Detection of Windows Portable Executable Malware using NLP Techniques and Proxy-server


  • Maksym Mishchenko
  • Mariia Dorosh



cybersecurity, NLP, word2vec, proxy-server, machine learning, Windows Portable Executable, malware, ssdeep, LAN


This paper aims to investigate the effectiveness of virus detection in Windows Portable Executable file using NLP, machine learning and a computer network proxy. Selected classification performance metrics are the accuracy and F1-score of the virus type classification in a specific file and the average time spent on analyzing the file. To classify viruses, a static analysis of the Optional Header Directories section in PE file is conducted. The list of imported libraries is vectorized using the word2vec model and submitted for classification by the Random Forest Classifier, Support Vector Machine and Multilayer Perceptron models.

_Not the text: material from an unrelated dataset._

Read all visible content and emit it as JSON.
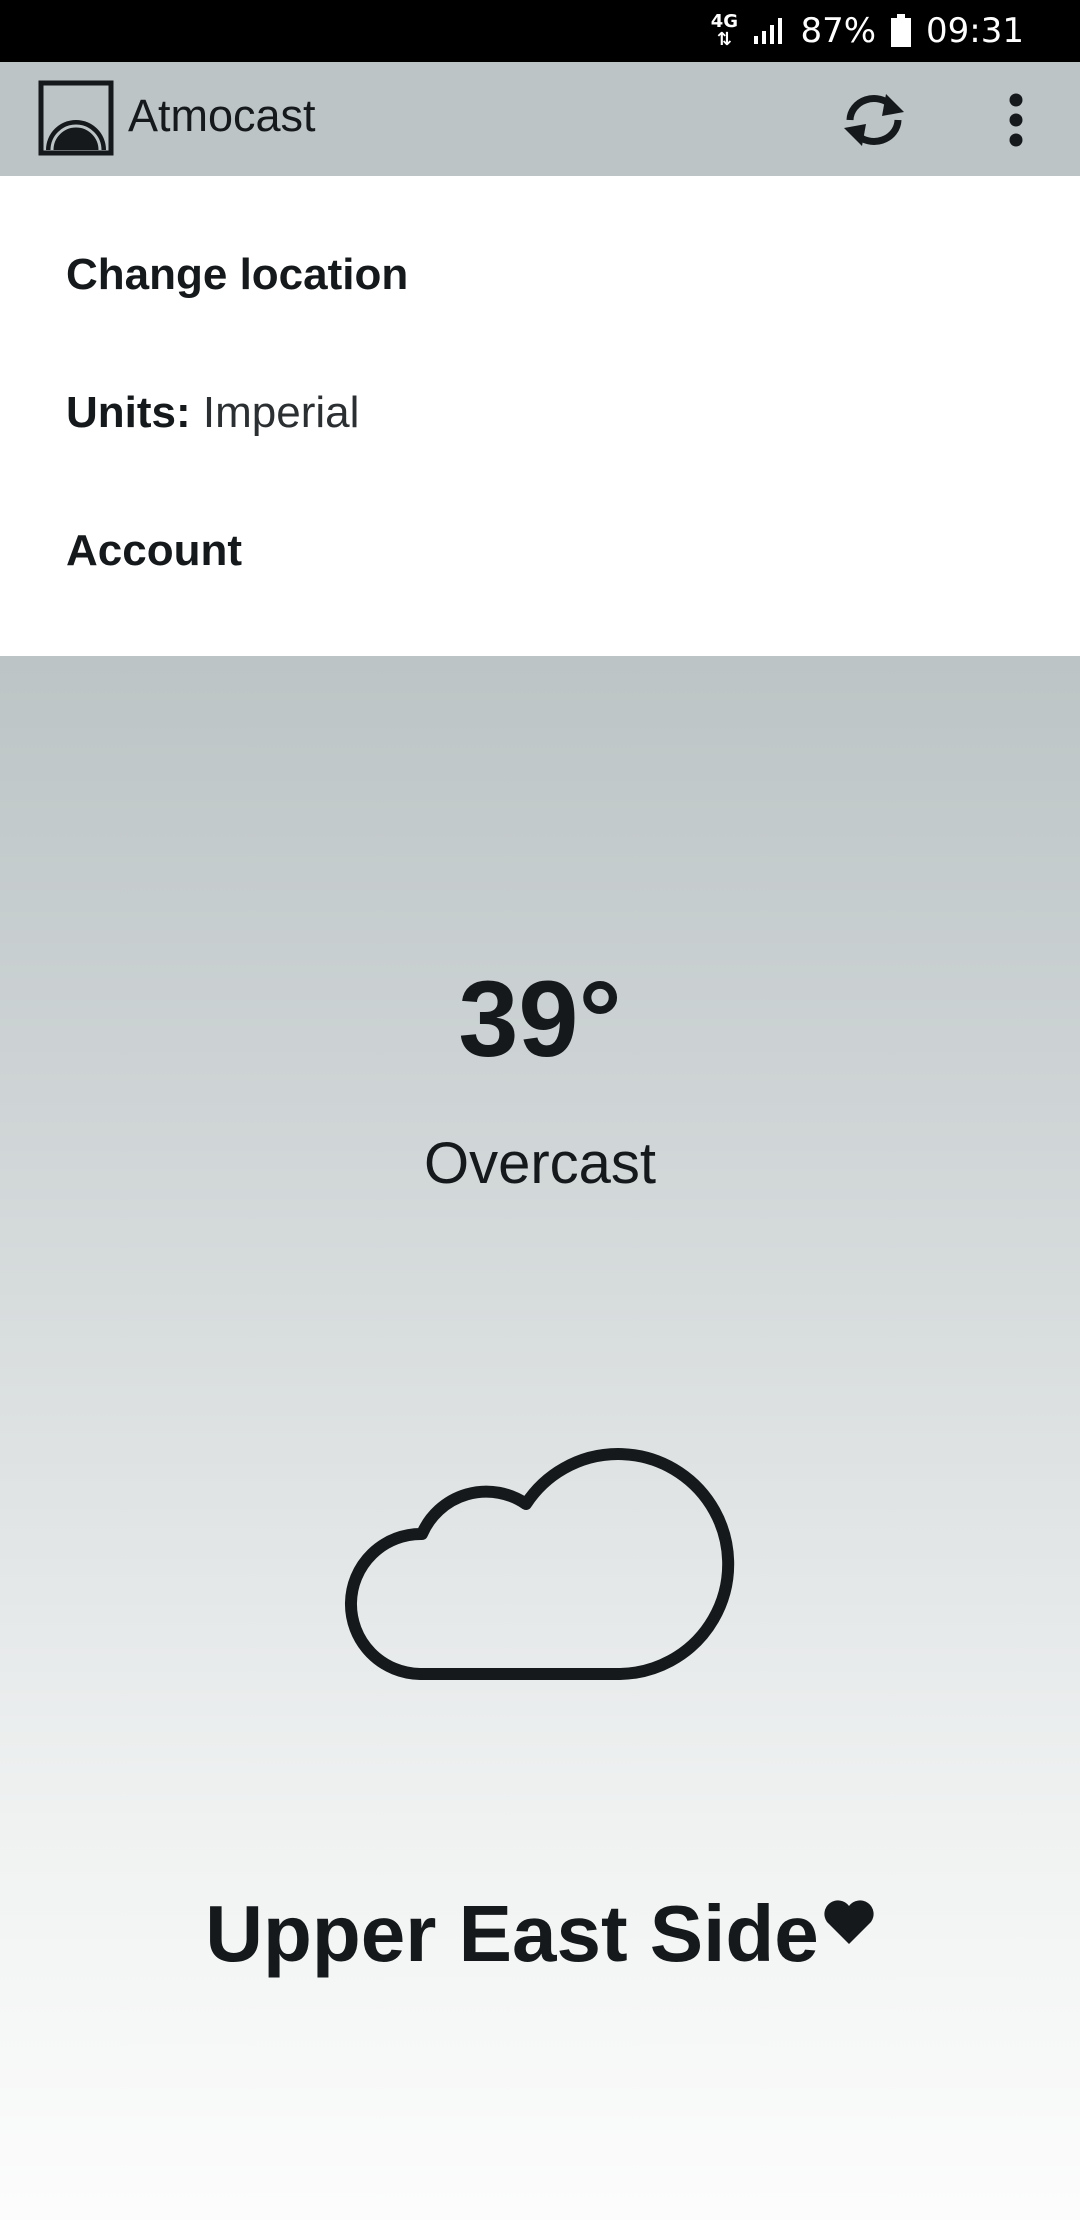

As a result, the best training mean accuracy of 94% and F1 score of 0.94 for the Random Forest Classifier model is achieved. To determine the effectiveness of virus file detection, a local area network (LAN) of three computers and a proxy server is configured. The conducted experiments on the detection of malicious files with the use of a proxy shows request time of 2.3 seconds for Support Vector Machine, 2.28 seconds for Multilayer Perceptron and 2.6 seconds for Random Forest Classifier. For reducing delay, ssdeep based cache is introduced, which reduces delay to 2.1 seconds for Random Forest Classifier and 2.15 seconds delay for Multilayer Perceptron. The proxy classification F1 score obtained on the evaluation proxy data confirmed and outperformed the F1 score obtained on the training dataset. This gives grounds for asserting the feasibility of using a proxy server and NLP techniques to detect Windows Portable Executable malware.